The Wee Room is an intimate and uncomfortable proposition tonight as Sam Kissajukian arrives. With two competing queues he encourages the stragglers to sit on the floor and zeroes in on a Lithuanian IT student who seems simultaneously content and nervous to be facing the audience. Instead of mercilessly focusing on his inscrutable presence he ensures that the eager gathering are not excluded. A performer with less warmth and personality may have opted to eviscerate this low-hanging [sitting] fruit but Kissajukian is more of an anecdotalist than improviser.

A brief introduction of himself and the louder members of the audience is followed by some stories of embarrassment of wiping out as a thirty year old skater near a primary school: “My face decided it wanted to see what it’s like to be a foot for a while…”.  Later a story about the marijuana Shangri-la of Nimbin in New South Wales could have represented a rich seam of stoner gold but Kissajukian doesn’t capitalise on the inherent surrealism and retreats from any particular viewpoint.

He favours an anecdotal delivery with light-hearted observations lacking heft or much invective.
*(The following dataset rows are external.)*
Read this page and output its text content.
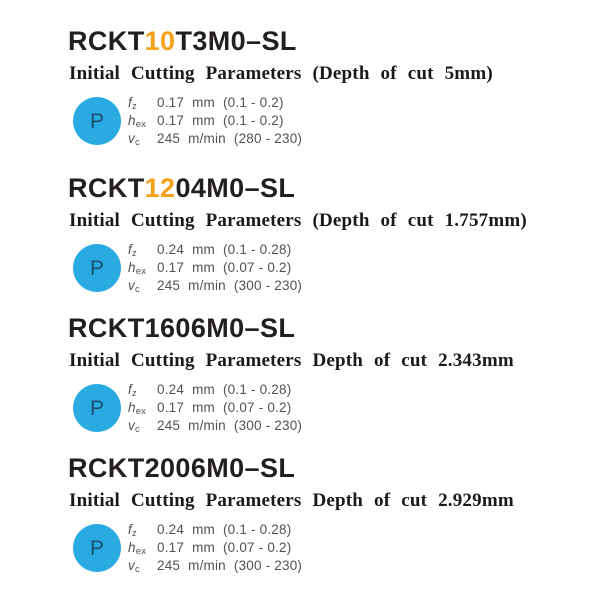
RCKT10T3M0–SL
Initial Cutting Parameters (Depth of cut 5mm)
P
$f_z$	0.17 mm (0.1 - 0.2)
$h_{ex}$ 0.17 mm (0.1 - 0.2)
$v_c$	245 m/min (280 - 230)
RCKT1204M0–SL
Initial Cutting Parameters (Depth of cut 1.757mm)
P
$f_z$	0.24 mm (0.1 - 0.28)
$h_{ex}$ 0.17 mm (0.07 - 0.2)
$v_c$	245 m/min (300 - 230)
RCKT1606M0–SL
Initial Cutting Parameters Depth of cut 2.343mm
P
$f_z$	0.24 mm (0.1 - 0.28)
$h_{ex}$ 0.17 mm (0.07 - 0.2)
$v_c$	245 m/min (300 - 230)
RCKT2006M0–SL
Initial Cutting Parameters Depth of cut 2.929mm
P
$f_z$	0.24 mm (0.1 - 0.28)
$h_{ex}$ 0.17 mm (0.07 - 0.2)
$v_c$	245 m/min (300 - 230)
There is however an interesting moment where he describes the experience of having an older mother who shares his artistic bent and serves to regulate her son’s aspirations with healthy jibes. The relationship has been codified in a tattoo depicting Kissajukian’s various passions on his right bicep: “a skater in a tree on the ocean”.

Kissajukian delivers a perfectly serviceable set which may be too specific for certain audiences (he admits as much) but matches the interests and tolerances tonight. With more preparation and writing he could introduce some slightly weightier themes but The Wee Room’s topography almost impels audience participation and Kissajukian acquits himself admirably in this unenviable performing space.